The peptide-Au clusters inhibit EGFR exon 19 deletion mutant non-small cell lung cancer

Abstract

Epidermal growth factor receptor (EGFR) exon 19 deletions are a common mutation that can lead to non-small cell lung cancer (NSCLC). Here, we designed and synthesized Au clusters coated with EGFR-target peptides to treat EGFR exon 19 deletions mutated NSCLC. Two sequences of peptides (namely P1 and P2 peptide) were designed for synthesis two Au clusters (namely P1-Au and P2-Au), respectively.

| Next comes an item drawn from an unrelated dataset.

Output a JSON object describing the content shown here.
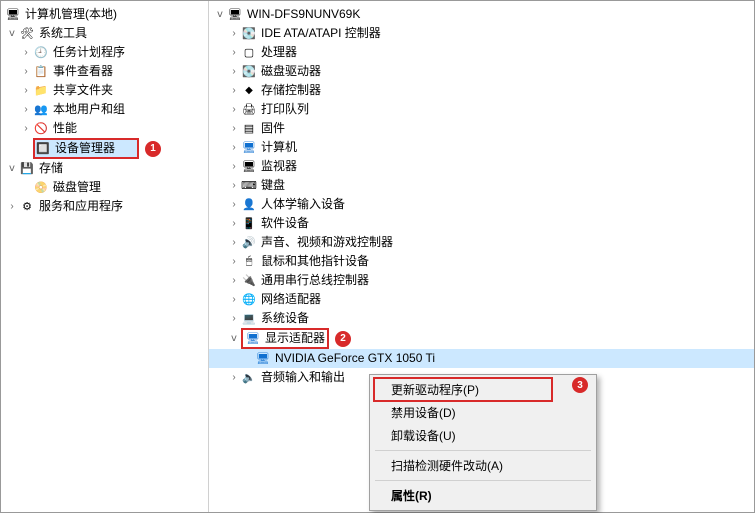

These two clusters specifically target the extracellular region of EGFR and enter cancer cells through endocytosis. ICP-MS measurements, enzyme activity experiments and cytotoxicity studies in H1650 cells (exon 19 deletions of EGFR) demonstrated that P1-Au clusters have stronger targeting ability towards EGFR, well inhibits EGFR phosphorylation and outcome a better anti-tumor effect than that of P2-Au clusters. Further experiments revealed that the P1-Au clusters enter H1650 cells through the clathrin-mediated endocytosis pathway, escape from lysosomes to the cytoplasm, and inhibit the phosphorylation of EGFR exon 19 deletions and its downstream protein to induce cancer cell apoptosis. P1-Au clusters significantly inhibited the tumor growth in an H1650 xenograft model via suppress EGFR exon 19 deletions mutant activation.